Emmanuel Cascione

Personal information
- Date of birth: 22 September 1983 (age 42)
- Place of birth: Catanzaro, Italy
- Height: 1.87 m (6 ft 2 in)
- Position: Midfielder

Team information
- Current team: San Marino (head coach)

Youth career
- 1994–1996: Fiorentina
- 1996–1997: Lido di Camaiore
- 1998–2000: Lucchese
- 2000–2001: West Ham United

Senior career*
- Years: Team / Apps / (Gls)
- 2001–2002: West Ham United / 0 / (0)
- 2002–2005: Pistoiese / 76 / (5)
- 2005–2007: Rimini / 56 / (4)
- 2007–2010: Reggina / 60 / (2)
- 2010–2013: Pescara / 99 / (11)
- 2013–2014: Parma / 0 / (0)
- 2013–2014: → Cesena (loan) / 30 / (7)
- 2014–2018: Cesena / 87 / (2)
- 2018: Santarcangelo / 14 / (3)
- 2018–2019: Forlì / 20 / (2)

International career
- 2002: Italy U20 / 3 / (0)

Managerial career
- 2019–2020: Cattolica SM
- 2020–2021: Napoli U19
- 2021–2022: Sassuolo U18
- 2022: Pistoiese
- 2024: Pescara
- 2024–: San Marino

= Emmanuel Cascione =

Italian footballer (born 1983)

Emmanuel Cascione (born 22 September 1983) is an Italian football coach and a former player who played as a midfielder. He is the head coach of Serie D club San Marino.

==Playing career==
Cascione was signed by West Ham United in July 2000 and released in January 2002. He then joined Pistoiese, at that time at Serie B. He followed the club relegated to Serie C1 and returned to Serie B by joining Rimini in the summer of 2005.

===Cesena===
In the summer of 2013, he joined Parma on a free transfer. In August 2013 Cascione was signed by Serie B club Cesena in temporary deal, Cesena also received €500,000 from Parma as premi di valorizzazione.
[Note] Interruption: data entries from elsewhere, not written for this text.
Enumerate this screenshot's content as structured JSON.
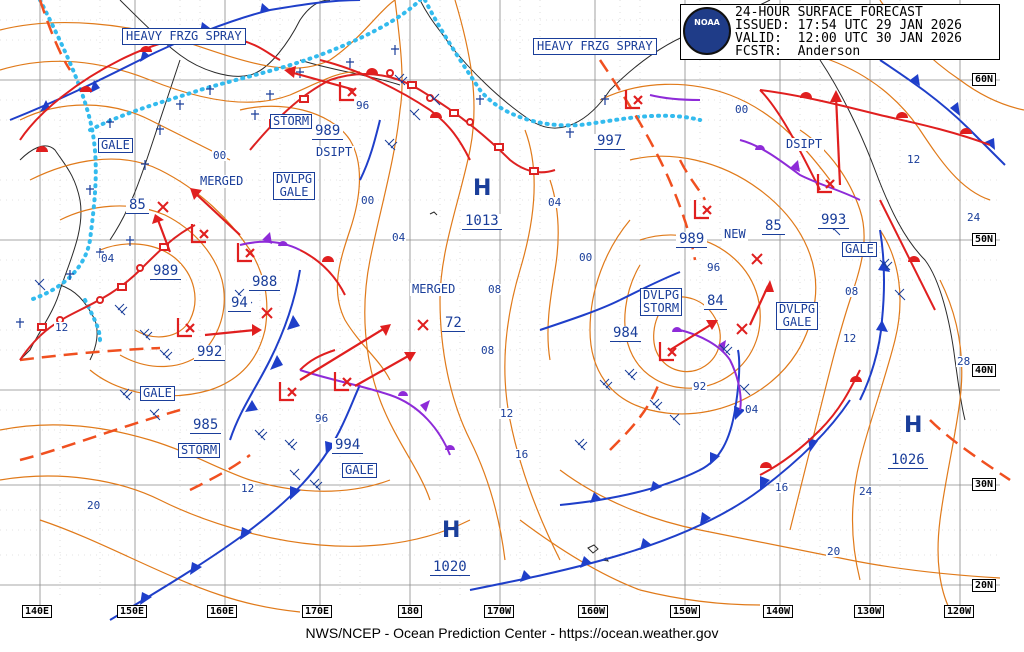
{
  "header": {
    "title": "24-HOUR SURFACE FORECAST",
    "issued": "ISSUED: 17:54 UTC 29 JAN 2026",
    "valid": "VALID:  12:00 UTC 30 JAN 2026",
    "forecaster": "FCSTR:  Anderson",
    "logo_text": "NOAA"
  },
  "footer": "NWS/NCEP - Ocean Prediction Center - https://ocean.weather.gov",
  "longitude_labels": [
    "140E",
    "150E",
    "160E",
    "170E",
    "180",
    "170W",
    "160W",
    "150W",
    "140W",
    "130W",
    "120W"
  ],
  "latitude_labels": [
    "60N",
    "50N",
    "40N",
    "30N",
    "20N"
  ],
  "warnings": {
    "heavy_frzg_spray_w": "HEAVY\nFRZG\nSPRAY",
    "heavy_frzg_spray_e": "HEAVY\nFRZG\nSPRAY",
    "gale_nw": "GALE",
    "storm_n": "STORM",
    "dvlpg_gale_n": "DVLPG\nGALE",
    "gale_w": "GALE",
    "storm_w": "STORM",
    "gale_c": "GALE",
    "dvlpg_storm": "DVLPG\nSTORM",
    "dvlpg_gale_e": "DVLPG\nGALE",
    "gale_e": "GALE"
  },
  "notes": {
    "merged_1": "MERGED",
    "merged_2": "MERGED",
    "dsipt_1": "DSIPT",
    "dsipt_2": "DSIPT",
    "new": "NEW"
  },
  "highs": [
    {
      "label": "H",
      "pressure": "1013"
    },
    {
      "label": "H",
      "pressure": "1020"
    },
    {
      "label": "H",
      "pressure": "1026"
    }
  ],
  "lows": {
    "l_989_n": "989",
    "l_85_w": "85",
    "l_989_w": "989",
    "l_988": "988",
    "l_94": "94",
    "l_992": "992",
    "l_985": "985",
    "l_994": "994",
    "l_72": "72",
    "l_997": "997",
    "l_989_e": "989",
    "l_85_e": "85",
    "l_993": "993",
    "l_84": "84",
    "l_984": "984"
  },
  "isobar_labels": [
    "00",
    "96",
    "00",
    "04",
    "04",
    "08",
    "08",
    "12",
    "16",
    "12",
    "20",
    "04",
    "00",
    "96",
    "92",
    "04",
    "16",
    "20",
    "24",
    "08",
    "12",
    "28",
    "24",
    "12",
    "00",
    "96",
    "04",
    "12"
  ],
  "colors": {
    "isobar": "#e07a1a",
    "cold_front": "#1f3fc9",
    "warm_front": "#e01f1f",
    "occluded_front": "#8e2bd8",
    "ice_edge": "#33bbee",
    "grid": "#888888",
    "label": "#1a3e9a"
  }
}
On 30 June 2014, Cascione was signed by Cesena outright in a three-year contract, in a direct cashless swap with goalkeeper Nicola Ravaglia.

==Coaching career==
On 17 July 2019, he joined Serie D club Cattolica Calcio San Marino as a head coach.

In July 2022, Cascione was hired by Serie D club Pistoiese. He was sacked on 25 October 2022 due to negative results.

On 18 March 2024, Cascione was hired as the new head coach of Serie C club Pescara, a former team of his as a player.